Personally, I find this final step to be a great help in any change I’m trying to make in my life. For example, starting this blog has held me accountable to actually going to yoga (it’s a minor requirement in order to write about it.) With blogging, I find that I’m not only held accountable to myself, but to an audience of friends and strangers as well. The result? In my decision of whether to watch that never-ending Law and Order SVU marathon (let’s be real, there aren’t many things that give me the urge to press the “off” button when Detective Stabler is on repeat…) or head to my favorite Vinyasa Flow class, I have a little more incentive to get my butt off of the couch and over my head.
So, why not apply this, and “come out,” about our intentions? That’s exactly what Malika Chopra had in mind when she started Intent.com in Santa Monica in December 2008. The website, which I’ve blogged about on numerous occasions, allows its community to share their intentions for the day with anyone visiting the site. These intentions can then be “re-intented” by other members (just like re-tweeting) or “supported” (similar to clicking “like” on Facebook) by other members. With over 100,000 intents created over the past few years, and over a million people supporting intents, there’s definitely something to be said about the power of support … and of this positive online community.
“We get emails from people saying that posting an intent everyday really helped them get through a hard time in their life,” says Yumi Sakugawa, the online editorial producer of Intent.com. The site, she says, “helps [members] feel more anchored and mindful and more aware their happiness and what they can do with their life.”
Sakugawa, who said she gained an interest in working for intent.com after reading a powerful book by Eckhart Tolle, explains that the site adds a necessary contrast to the existing contents of the Internet. “We’re not a super huge community, but I think compared to other mainstream websites, we’re really positive!”
What kinds of positive thoughts are people sharing? Sakugawa says that, similar to Twitter, the topics can be largely based on current events, such as the recent Japan earthquake, which had “intenters” heading the site in droves. “Definitely when there’s a big crisis that happens, without even asking the community there’s this natural influx … it definitely does correspond with things that are happening throughout the world.”

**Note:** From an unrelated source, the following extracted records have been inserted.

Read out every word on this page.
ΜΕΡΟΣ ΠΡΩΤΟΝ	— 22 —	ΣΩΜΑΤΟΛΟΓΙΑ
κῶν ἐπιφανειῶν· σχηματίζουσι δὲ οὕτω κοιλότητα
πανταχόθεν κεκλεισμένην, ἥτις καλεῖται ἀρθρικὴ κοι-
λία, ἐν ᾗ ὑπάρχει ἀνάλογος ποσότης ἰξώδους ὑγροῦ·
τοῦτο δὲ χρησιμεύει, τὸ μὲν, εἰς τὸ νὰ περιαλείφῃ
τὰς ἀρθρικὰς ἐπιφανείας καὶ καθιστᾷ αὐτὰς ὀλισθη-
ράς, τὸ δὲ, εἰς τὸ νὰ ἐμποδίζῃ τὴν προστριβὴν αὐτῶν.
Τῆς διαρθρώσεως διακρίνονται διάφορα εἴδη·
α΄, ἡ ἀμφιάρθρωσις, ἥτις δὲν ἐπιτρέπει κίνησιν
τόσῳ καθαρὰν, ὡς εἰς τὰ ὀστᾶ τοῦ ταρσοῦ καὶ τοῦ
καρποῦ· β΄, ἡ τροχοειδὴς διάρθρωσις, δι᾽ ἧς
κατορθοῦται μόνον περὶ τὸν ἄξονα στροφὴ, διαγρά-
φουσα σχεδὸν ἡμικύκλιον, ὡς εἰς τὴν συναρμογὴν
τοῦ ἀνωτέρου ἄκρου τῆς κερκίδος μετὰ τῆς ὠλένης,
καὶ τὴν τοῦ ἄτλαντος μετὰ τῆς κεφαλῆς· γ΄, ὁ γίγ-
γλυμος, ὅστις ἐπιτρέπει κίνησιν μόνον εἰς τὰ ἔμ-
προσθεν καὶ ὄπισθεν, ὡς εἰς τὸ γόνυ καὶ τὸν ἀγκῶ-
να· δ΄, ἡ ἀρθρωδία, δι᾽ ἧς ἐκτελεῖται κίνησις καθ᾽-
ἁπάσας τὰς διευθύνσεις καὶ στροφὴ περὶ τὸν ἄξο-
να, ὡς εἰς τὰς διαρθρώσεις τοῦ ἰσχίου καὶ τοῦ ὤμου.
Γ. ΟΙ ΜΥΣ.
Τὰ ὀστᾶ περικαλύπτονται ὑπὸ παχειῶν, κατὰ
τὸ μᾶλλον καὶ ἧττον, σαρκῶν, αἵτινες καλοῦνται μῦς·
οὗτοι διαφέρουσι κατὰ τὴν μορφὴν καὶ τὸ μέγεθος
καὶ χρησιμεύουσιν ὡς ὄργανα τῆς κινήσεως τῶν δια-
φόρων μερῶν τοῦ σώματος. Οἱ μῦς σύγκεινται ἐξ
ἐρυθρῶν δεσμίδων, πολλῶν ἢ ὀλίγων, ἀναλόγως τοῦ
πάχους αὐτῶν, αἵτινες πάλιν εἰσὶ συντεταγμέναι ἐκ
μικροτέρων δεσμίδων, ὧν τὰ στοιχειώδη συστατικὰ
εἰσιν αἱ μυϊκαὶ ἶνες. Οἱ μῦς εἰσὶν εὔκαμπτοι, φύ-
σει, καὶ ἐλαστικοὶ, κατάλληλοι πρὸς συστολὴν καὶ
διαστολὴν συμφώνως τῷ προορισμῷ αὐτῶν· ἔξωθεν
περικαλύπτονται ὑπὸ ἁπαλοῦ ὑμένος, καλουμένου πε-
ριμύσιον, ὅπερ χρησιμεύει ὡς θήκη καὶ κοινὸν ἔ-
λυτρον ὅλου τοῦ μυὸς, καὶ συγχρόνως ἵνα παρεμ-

Whether there’s an earthquake, an epiphany, or a renewal of commitment to acceptance, Intent.com offers itself to a community of individuals who seek to share their hope and intention with a world of supportive members.
“We definitely want to spread to more people the idea of sharing an intent, whether it’s on intent.com or in general,” Sakugawa explains. “It’s really easy to join intent and posting intentions really is a great way to keep your life aligned with your goals.”